Bericht der Jury 2003

Aus der Arbeit der Jury zum Felix-Rexhausen-Preis 2003

Wie jedes Jahr an einem Samstag in Köln: Die siebenköpfige Jury wühlt sich durch einen Stapel von Beiträgen; allesamt Bewerber um den Felix-Rexhausen-Preis 2003.
Hierzu einige Anmerkungen aus Sicht der Jury:

Manche Einsender preisen ihr Werk im Anschreiben an wie saures Bier. Sie befürchten, wir würden die Qualität ihrer Texte nicht erkennen. Mitunter haben sie Recht. "Warum dieser Text für diesen Preis?" schreibt ein Einsender und gibt die Antwort im Begleitschreiben gleich selbst: "Weil er das Verhältnis von Heterosexuellen und Homosexuellen auf charmant-satirische Weise dokumentiert."

Ein anderer lobt: "In meinem Beitrag spiegelt sich der Zeitgeist einer neuen schwul/lesbischen Generation wieder: und zwar einfacher Textaufbau, ein paar bekannte Promi-Namen und vor allem ein geringer politischer Anteil, da der 'junge Leser' als Zielgruppe nicht überfordert werden will."
Wir wollen das glauben.

"Und das ist gut so." Wowereits Coming-out-Seufzer wird immer noch gerne zitiert, vor allem am Ende eines Beitrags. Wir meinen: Der Ausspruch sollte für drei Jahre unter Quarantäne; Journalisten, die ihn noch ungebrochen verwenden, ebenso.

Aus der Süddeutschen Zeitung erfuhren wir, dass Köln die Stadt der Triebe ist - also mitnichten Berlin. Und der Spiegel erfreute wie immer mit professionell gemachten Überschriften. Ein britisches Unternehmen bietet deutschen Lesben Spendersamen an. Der Textchef fand hierfür die Schlagzeile: "Sperma für Heimwerkerin".

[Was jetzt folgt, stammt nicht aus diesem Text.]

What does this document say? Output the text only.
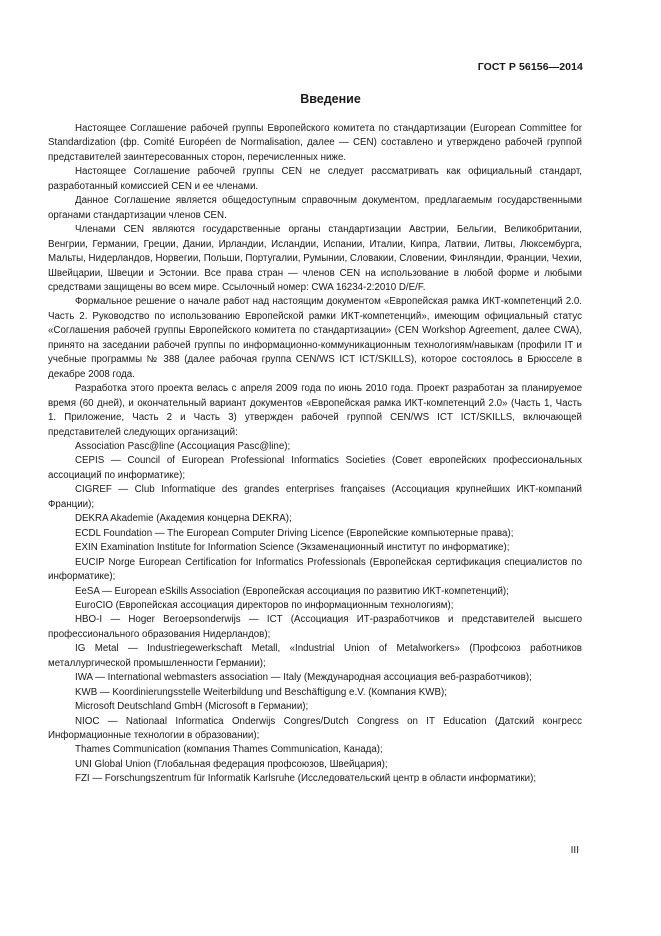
ГОСТ Р 56156—2014
Введение

Настоящее Соглашение рабочей группы Европейского комитета по стандартизации (European Committee for Standardization (фр. Comité Européen de Normalisation, далее — CEN) составлено и утверждено рабочей группой представителей заинтересованных сторон, перечисленных ниже.

Настоящее Соглашение рабочей группы CEN не следует рассматривать как официальный стандарт, разработанный комиссией CEN и ее членами.

Данное Соглашение является общедоступным справочным документом, предлагаемым государственными органами стандартизации членов CEN.

Членами CEN являются государственные органы стандартизации Австрии, Бельгии, Великобритании, Венгрии, Германии, Греции, Дании, Ирландии, Исландии, Испании, Италии, Кипра, Латвии, Литвы, Люксембурга, Мальты, Нидерландов, Норвегии, Польши, Португалии, Румынии, Словакии, Словении, Финляндии, Франции, Чехии, Швейцарии, Швеции и Эстонии. Все права стран — членов CEN на использование в любой форме и любыми средствами защищены во всем мире. Ссылочный номер: CWA 16234-2:2010 D/E/F.

Формальное решение о начале работ над настоящим документом «Европейская рамка ИКТ-компетенций 2.0. Часть 2. Руководство по использованию Европейской рамки ИКТ-компетенций», имеющим официальный статус «Соглашения рабочей группы Европейского комитета по стандартизации» (CEN Workshop Agreement, далее CWA), принято на заседании рабочей группы по информационно-коммуникационным технологиям/навыкам (профили IT и учебные программы № 388 (далее рабочая группа CEN/WS ICT ICT/SKILLS), которое состоялось в Брюсселе в декабре 2008 года.

Разработка этого проекта велась с апреля 2009 года по июнь 2010 года. Проект разработан за планируемое время (60 дней), и окончательный вариант документов «Европейская рамка ИКТ-компетенций 2.0» (Часть 1, Часть 1. Приложение, Часть 2 и Часть 3) утвержден рабочей группой CEN/WS ICT ICT/SKILLS, включающей представителей следующих организаций:

Association Pasc@line (Ассоциация Pasc@line);

CEPIS — Council of European Professional Informatics Societies (Совет европейских профессиональных ассоциаций по информатике);

CIGREF — Club Informatique des grandes enterprises françaises (Ассоциация крупнейших ИКТ-компаний Франции);

DEKRA Akademie (Академия концерна DEKRA);

ECDL Foundation — The European Computer Driving Licence (Европейские компьютерные права);

EXIN Examination Institute for Information Science (Экзаменационный институт по информатике);

EUCIP Norge European Certification for Informatics Professionals (Европейская сертификация специалистов по информатике);

EeSA — European eSkills Association (Европейская ассоциация по развитию ИКТ-компетенций);

EuroCIO (Европейская ассоциация директоров по информационным технологиям);

HBO-I — Hoger Beroepsonderwijs — ICT (Ассоциация ИТ-разработчиков и представителей высшего профессионального образования Нидерландов);

IG Metal — Industriegewerkschaft Metall, «Industrial Union of Metalworkers» (Профсоюз работников металлургической промышленности Германии);

IWA — International webmasters association — Italy (Международная ассоциация веб-разработчиков);

KWB — Koordinierungsstelle Weiterbildung und Beschäftigung e.V. (Компания KWB);

Microsoft Deutschland GmbH (Microsoft в Германии);

NIOC — Nationaal Informatica Onderwijs Congres/Dutch Congress on IT Education (Датский конгресс Информационные технологии в образовании);

Thames Communication (компания Thames Communication, Канада);

UNI Global Union (Глобальная федерация профсоюзов, Швейцария);

FZI — Forschungszentrum für Informatik Karlsruhe (Исследовательский центр в области информатики);

III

Etwas ratlos gemacht hat uns das Portrait einer 21-jährigen Lesbe im Schwäbischen; immerhin erschienen in Miss Young, dem Jugendableger von BRIGITTE. Der Artikel vermittelt unserer Meinung nach ein eher deprimierendes Fazit vom lesbischen Leben in der Provinz, während die Autorin hingegen den Eindruck erweckt, wie viel Toleranz dort schon eingekehrt ist. Dabei sind die Diskriminierungen, unten denen die Lesbe und ihre Freundin leiden, doch offensichtlich. Prädikat: Journalismus mit reaktionären Untertönen.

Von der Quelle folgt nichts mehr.